Multimodal Ingest
Vane Data treats multimodal records as table rows. Paths, bytes, metadata, decoded features, labels, embeddings, and model outputs can move through one relation as explicit columns.
Use this pattern when you need SQL filtering and table outputs, but part of the pipeline must call Python libraries for decoding, feature extraction, or model inference.
Ingest pattern
- Build a relation with stable IDs, source locations, metadata, and optional bytes.
- Filter and project with SQL before expensive Python work.
- Use map_batches for decoding, feature extraction, or model inference.
- Keep UDF output schemas explicit.
- Write curated outputs to Parquet or another DuckDB-supported target.
Vane Data does not define a universal multimodal file format. Choose column names and output formats based on the downstream system.
Images
For local image files, start with metadata and bytes:
from pathlib import Path import pyarrow as pa import vane rows = [] for idx, path in enumerate(Path("images").glob("*.png")): rows.append({ "id": idx, "source_uri": str(path), "image_bytes": path.read_bytes(), }) con = vane.connect() rel = con.from_arrow(pa.table({ "id": [row["id"] for row in rows], "source_uri": [row["source_uri"] for row in rows], "image_bytes": [row["image_bytes"] for row in rows], }))

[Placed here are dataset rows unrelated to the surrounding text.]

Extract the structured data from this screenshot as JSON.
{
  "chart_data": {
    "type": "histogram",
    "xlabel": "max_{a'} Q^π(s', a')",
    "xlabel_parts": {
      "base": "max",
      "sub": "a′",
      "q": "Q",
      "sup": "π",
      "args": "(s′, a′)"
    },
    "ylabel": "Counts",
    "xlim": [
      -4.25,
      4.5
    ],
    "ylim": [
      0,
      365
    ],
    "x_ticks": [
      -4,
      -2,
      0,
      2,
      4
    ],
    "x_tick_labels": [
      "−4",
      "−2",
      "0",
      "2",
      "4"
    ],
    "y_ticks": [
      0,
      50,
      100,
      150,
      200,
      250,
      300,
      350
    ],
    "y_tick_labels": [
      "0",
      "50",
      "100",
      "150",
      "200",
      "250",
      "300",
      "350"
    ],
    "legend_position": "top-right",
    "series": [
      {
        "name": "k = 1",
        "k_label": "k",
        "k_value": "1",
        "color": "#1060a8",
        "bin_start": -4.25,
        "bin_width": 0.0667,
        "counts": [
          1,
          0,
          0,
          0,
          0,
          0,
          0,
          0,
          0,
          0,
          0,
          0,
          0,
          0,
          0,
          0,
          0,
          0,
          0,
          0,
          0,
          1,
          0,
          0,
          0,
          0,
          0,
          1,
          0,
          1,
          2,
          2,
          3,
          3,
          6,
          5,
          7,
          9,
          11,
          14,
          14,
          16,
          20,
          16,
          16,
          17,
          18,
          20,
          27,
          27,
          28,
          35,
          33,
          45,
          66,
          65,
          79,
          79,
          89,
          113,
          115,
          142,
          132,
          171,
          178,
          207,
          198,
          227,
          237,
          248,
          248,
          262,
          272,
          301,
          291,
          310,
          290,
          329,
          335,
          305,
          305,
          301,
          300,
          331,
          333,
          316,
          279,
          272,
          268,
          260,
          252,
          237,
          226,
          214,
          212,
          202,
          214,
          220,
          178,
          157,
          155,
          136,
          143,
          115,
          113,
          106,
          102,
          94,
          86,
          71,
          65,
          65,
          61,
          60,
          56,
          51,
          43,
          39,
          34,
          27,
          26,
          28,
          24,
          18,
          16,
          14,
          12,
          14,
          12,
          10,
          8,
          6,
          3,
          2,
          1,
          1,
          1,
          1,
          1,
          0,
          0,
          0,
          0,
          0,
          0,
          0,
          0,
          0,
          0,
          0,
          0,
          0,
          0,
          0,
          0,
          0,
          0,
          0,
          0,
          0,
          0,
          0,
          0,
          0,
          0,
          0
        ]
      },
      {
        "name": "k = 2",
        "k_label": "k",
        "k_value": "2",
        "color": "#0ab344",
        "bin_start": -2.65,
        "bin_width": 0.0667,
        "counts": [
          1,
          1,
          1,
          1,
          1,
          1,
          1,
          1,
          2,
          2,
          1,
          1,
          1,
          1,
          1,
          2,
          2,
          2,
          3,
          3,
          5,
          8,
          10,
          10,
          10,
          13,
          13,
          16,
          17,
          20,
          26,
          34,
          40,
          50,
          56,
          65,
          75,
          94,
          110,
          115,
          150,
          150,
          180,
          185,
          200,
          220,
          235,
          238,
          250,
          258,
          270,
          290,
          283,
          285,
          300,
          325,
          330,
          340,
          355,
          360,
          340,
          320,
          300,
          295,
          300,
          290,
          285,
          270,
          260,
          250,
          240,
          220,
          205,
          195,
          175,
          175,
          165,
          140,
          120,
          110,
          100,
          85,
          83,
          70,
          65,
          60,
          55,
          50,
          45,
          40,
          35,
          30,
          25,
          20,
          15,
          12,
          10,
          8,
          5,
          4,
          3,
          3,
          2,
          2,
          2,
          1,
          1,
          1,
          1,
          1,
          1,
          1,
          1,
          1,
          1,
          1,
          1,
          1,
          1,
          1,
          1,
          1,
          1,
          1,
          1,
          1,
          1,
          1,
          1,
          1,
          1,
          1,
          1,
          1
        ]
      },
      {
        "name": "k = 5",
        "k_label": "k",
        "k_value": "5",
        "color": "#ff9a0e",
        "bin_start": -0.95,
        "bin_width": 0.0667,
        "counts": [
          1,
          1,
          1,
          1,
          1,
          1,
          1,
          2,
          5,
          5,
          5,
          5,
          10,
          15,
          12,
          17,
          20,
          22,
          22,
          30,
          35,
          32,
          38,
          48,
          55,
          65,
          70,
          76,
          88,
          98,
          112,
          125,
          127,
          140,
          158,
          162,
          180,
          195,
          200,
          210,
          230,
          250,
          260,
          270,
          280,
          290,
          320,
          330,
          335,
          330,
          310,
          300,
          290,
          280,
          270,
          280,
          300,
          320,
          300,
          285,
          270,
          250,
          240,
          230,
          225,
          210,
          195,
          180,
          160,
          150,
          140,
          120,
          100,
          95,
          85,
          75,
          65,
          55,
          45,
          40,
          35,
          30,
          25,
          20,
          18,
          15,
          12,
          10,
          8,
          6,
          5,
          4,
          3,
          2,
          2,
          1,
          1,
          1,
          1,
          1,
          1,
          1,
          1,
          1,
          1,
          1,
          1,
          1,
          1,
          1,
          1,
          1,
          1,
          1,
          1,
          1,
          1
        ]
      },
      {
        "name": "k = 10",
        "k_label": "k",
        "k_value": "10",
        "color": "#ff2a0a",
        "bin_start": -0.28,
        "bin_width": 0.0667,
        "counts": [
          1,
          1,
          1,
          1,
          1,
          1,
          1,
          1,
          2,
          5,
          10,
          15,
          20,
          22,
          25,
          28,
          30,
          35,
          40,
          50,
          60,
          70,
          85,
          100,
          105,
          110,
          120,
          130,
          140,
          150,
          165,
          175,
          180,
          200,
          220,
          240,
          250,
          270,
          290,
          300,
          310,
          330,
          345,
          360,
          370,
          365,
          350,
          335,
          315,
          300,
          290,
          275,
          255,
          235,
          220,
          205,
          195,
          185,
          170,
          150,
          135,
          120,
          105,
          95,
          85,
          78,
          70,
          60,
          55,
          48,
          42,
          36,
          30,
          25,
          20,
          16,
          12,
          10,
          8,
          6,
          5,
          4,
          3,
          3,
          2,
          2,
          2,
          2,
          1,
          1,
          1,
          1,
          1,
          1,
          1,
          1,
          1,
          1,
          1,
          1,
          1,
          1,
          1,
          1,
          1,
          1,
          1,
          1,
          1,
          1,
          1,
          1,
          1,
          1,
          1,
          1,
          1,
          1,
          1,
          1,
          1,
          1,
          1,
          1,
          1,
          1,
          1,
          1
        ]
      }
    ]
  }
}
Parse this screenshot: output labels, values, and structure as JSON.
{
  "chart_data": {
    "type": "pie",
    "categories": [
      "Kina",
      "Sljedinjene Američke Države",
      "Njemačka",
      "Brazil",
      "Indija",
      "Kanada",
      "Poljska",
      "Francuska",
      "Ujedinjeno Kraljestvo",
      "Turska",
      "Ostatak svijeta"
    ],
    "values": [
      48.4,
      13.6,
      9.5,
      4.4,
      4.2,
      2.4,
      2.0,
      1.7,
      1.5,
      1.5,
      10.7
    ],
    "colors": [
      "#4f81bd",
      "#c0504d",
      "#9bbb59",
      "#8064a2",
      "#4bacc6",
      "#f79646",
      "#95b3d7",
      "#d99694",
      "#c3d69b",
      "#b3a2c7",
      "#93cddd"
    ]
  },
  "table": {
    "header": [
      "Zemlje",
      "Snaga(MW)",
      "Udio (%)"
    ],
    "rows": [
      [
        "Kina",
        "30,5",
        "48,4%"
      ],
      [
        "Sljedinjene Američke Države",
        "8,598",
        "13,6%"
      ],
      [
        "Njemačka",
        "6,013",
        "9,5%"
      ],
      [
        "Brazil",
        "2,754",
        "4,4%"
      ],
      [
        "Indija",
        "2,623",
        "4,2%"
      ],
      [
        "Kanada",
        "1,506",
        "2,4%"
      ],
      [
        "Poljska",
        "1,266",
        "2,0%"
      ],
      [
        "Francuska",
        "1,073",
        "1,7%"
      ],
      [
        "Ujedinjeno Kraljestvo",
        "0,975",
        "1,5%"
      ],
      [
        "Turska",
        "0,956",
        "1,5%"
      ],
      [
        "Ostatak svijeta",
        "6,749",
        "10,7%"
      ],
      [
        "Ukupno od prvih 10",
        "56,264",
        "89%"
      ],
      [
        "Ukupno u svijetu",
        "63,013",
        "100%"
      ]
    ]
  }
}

Decode or inspect the images with a batch UDF:
import io import pyarrow as pa from PIL import Image def inspect_images(batch: pa.Table) -> pa.Table: ids = batch.column("id").to_pylist() source_uris = batch.column("source_uri").to_pylist() sizes = [] modes = [] for data in batch.column("image_bytes").to_pylist(): image = Image.open(io.BytesIO(data)) sizes.append(f"{image.width}x{image.height}") modes.append(image.mode) return pa.table({ "id": ids, "source_uri": source_uris, "image_size": sizes, "image_mode": modes, }) out = rel.map_batches( inspect_images, schema={ "id": "BIGINT", "source_uri": "VARCHAR", "image_size": "VARCHAR", "image_mode": "VARCHAR", }, batch_size=32, execution_backend="subprocess_task", ) out.show()
For model inference, keep decoding and inference in separate UDF stages when possible. That makes failures easier to isolate and lets you tune batch sizes independently.
Audio
Represent audio as a source URI plus either bytes or a resolved local path. Use a UDF for transcription or acoustic feature extraction.
Recommended output columns:
- audio_id
- source_uri
- transcript
- language
- segment_json or one row per segment
- start_time and end_time when segment rows are used
Keep provider-specific transcription code inside the UDF. Vane Data manages the relation, batching, schema, and execution backend; it does not provide a built-in transcription engine.
Documents
For PDFs, office documents, HTML, or long text files, keep extraction, chunking, and embedding as separate stages:
- Extract text and document metadata.
- Split text into chunks with stable IDs.
- Embed or classify chunks.
- Write document-level and chunk-level outputs.
Recommended columns:
- document_id
- source_uri
- page_number
- chunk_id
- text
- embedding
- model/provider metadata when model outputs are stored
Video
Treat video ingest as a heavier pipeline:
- Read metadata and file paths.
- Decode frames or clips in controlled batches.
- Run model UDFs over frames or clips.
- Store frame-level or clip-level outputs with timestamps.
Avoid returning large Python objects from UDFs. Convert outputs to Arrow-compatible values such as strings, numbers, lists, bytes, or structured JSON strings.
Local vs Ray
Start locally:
out = rel.map_batches( decode_batch, schema={"id": "BIGINT", "feature": "VARCHAR"}, batch_size=32, execution_backend="subprocess_task", )
Move to Ray when input size, decoding cost, model throughput, or GPU placement requires it:
import vane vane.configure(runner="ray") out = rel.map_batches( ModelBatch, schema={"id": "BIGINT", "label": "VARCHAR"}, batch_size=64, execution_backend="ray_actor", gpus=1, concurrency=4, )
Replace decode_batch and ModelBatch with your own function or callable class. Return stable IDs from each UDF when later stages need to join model outputs back to source records. Every Ray worker must be able to import the callable and access the same storage, model files, and credentials.
Practical checks
- Keep stable IDs before decoding or model inference.
- Store source URI and enough metadata to reproduce a row.
- Filter and project before loading bytes when possible.
- Keep UDF outputs small and typed.
- Validate a small sample before running a large media job.
- Write outputs to a filesystem that all workers can access when using Ray.